Après son premier album en solo, Jeune à la retraite, récompensé par un disque d’or, l’ancien du Saïan revient avec un nouvel opus. Une galette dans lequel il semble régler beaucoup de comptes.
Égal a ce qu’il nous disait lorsque nous l’avons interviewé, Féfé annonce la couleur dès le morceau d’ouverture de l’album, Lalala Song (Ou Le Chant D’Une Etoile). Il n’est pas là pour donner ce que veut la masse mais bien pour faire ce que lui plait, ce qui le touche. L’album est clairement porté par ses ballades, la première parmi toutes est clairement Parodie, un morceau très entraînant que l’on imagine aisément repris en chœur par son public en concert. Une chanson optimiste sur les difficultés de la vie, bien loin des clichés du « star system », il fait définitivement réaliser que Féfé a une vie normale et paie des dettes comme tout le monde.
Ecoutez : Féfé – Parodie
Amours, patrie, amitiés sont autant de thèmes qui semblent inspirer Féfé. Dans Nous, il pointe du doigt tous nos travers qui nous empêchent de nous remettre en question. Une introspection, bonne si elle ne nous conduit pas au formatage, une chose qu’il refuse en l’exprimant dans Cause toujours.
L’album donne son nom a un single porté par le sample de Sugar Man de Sixto Rodriguez qui fonctionne toujours aussi bien, le tout accompagné d’un clip qui n’est pas sans rappeler celui du morceau Bye Bye de Menelik dans la mise en scène : double hommage pour ce morceau.

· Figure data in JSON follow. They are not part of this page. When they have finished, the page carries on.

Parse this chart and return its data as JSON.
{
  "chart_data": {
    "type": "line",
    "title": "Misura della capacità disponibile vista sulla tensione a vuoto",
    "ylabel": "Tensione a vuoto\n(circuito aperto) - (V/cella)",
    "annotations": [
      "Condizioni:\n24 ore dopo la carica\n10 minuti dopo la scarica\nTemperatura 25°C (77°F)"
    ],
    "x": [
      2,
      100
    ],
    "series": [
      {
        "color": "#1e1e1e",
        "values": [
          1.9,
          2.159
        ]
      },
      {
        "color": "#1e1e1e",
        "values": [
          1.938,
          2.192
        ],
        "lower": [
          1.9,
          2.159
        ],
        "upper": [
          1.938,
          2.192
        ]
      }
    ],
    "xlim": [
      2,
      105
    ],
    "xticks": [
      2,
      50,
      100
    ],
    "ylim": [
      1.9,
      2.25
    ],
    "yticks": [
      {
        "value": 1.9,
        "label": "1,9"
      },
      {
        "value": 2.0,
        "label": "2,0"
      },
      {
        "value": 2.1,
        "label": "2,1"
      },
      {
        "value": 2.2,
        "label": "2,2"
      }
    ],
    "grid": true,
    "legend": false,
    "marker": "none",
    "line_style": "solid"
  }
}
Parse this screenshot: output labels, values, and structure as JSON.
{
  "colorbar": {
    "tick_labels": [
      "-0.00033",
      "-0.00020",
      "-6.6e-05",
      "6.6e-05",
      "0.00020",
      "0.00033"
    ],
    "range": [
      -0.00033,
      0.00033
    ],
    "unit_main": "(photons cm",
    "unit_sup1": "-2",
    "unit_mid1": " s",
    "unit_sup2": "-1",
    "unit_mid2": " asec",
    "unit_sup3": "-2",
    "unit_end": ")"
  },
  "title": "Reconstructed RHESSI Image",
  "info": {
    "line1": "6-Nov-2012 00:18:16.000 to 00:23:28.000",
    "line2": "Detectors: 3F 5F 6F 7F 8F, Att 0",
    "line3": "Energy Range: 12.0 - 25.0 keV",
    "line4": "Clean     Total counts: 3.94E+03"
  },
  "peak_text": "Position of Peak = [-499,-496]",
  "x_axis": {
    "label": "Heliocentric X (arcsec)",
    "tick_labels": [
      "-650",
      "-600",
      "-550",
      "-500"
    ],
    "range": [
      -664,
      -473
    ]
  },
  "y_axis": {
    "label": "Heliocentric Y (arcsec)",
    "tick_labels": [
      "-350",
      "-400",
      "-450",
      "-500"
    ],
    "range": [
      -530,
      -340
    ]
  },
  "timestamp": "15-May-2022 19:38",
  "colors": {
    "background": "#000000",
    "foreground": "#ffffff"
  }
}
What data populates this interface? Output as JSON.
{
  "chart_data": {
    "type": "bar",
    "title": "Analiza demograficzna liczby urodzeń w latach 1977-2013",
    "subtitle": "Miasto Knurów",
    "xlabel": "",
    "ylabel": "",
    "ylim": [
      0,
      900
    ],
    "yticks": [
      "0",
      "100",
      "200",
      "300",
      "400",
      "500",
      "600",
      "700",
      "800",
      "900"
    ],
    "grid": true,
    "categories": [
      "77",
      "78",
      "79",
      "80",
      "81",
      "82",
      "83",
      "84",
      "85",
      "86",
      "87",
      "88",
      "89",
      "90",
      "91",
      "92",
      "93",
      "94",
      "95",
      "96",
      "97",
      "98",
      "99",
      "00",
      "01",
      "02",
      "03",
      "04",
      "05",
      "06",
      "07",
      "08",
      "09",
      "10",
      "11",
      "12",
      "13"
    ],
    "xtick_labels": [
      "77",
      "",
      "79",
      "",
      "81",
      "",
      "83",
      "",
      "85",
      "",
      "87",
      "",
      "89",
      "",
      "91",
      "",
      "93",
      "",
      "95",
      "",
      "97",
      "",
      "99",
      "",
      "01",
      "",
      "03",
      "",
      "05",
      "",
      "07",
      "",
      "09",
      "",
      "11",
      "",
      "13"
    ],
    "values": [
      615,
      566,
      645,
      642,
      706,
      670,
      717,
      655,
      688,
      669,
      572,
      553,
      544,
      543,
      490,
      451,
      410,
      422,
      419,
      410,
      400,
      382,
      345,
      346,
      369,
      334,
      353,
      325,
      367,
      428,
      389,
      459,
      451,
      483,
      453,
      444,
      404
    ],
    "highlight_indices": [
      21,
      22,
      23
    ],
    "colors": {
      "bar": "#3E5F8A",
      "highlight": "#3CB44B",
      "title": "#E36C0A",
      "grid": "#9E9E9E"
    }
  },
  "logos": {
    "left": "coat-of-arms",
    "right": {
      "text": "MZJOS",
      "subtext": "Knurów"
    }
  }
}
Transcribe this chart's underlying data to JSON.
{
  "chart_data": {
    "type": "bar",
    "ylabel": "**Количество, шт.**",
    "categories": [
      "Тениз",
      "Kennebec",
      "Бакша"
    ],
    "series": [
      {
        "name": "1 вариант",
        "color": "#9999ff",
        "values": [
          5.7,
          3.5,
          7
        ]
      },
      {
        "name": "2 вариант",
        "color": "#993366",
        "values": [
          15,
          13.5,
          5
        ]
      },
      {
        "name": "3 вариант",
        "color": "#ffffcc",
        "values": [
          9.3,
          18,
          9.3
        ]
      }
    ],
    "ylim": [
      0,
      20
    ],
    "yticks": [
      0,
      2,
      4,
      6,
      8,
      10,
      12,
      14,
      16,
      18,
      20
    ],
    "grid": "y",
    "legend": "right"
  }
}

Et comme pour beaucoup d’hommes, la paternité lui tient à cœur dans sa vie de jeune à la retraite, alors il dédie une chanson à ses enfants, chanson touchante et pleine d’humilité.
Ecoutez : Féfé – La Somme
Ailleurs est un morceau qui tranche avec le reste de l’album. Sur une sonorité reggae, Féfé parle du fait que l’herbe n’est pas forcément plus verte ailleurs et que notre bonheur est souvent là, juste devant nous. L’album se finit sur Doux Pays, énième et douce ballade mais pourtant très agréable a écouter et qui confirme que l’artiste est doué pour créer des mélodies et refrains efficaces, que l’on se surprend a fredonner dès la première écoute.
Pour résumer, ce Féfé-là est bien loin de celui que l’on a connu à l’époque du Saïan, un artiste qui a fait du chemin et qui semble donner un peu plus de sa personne à chaque nouveau projet pour se dévoiler toujours un peu plus par la même occasion.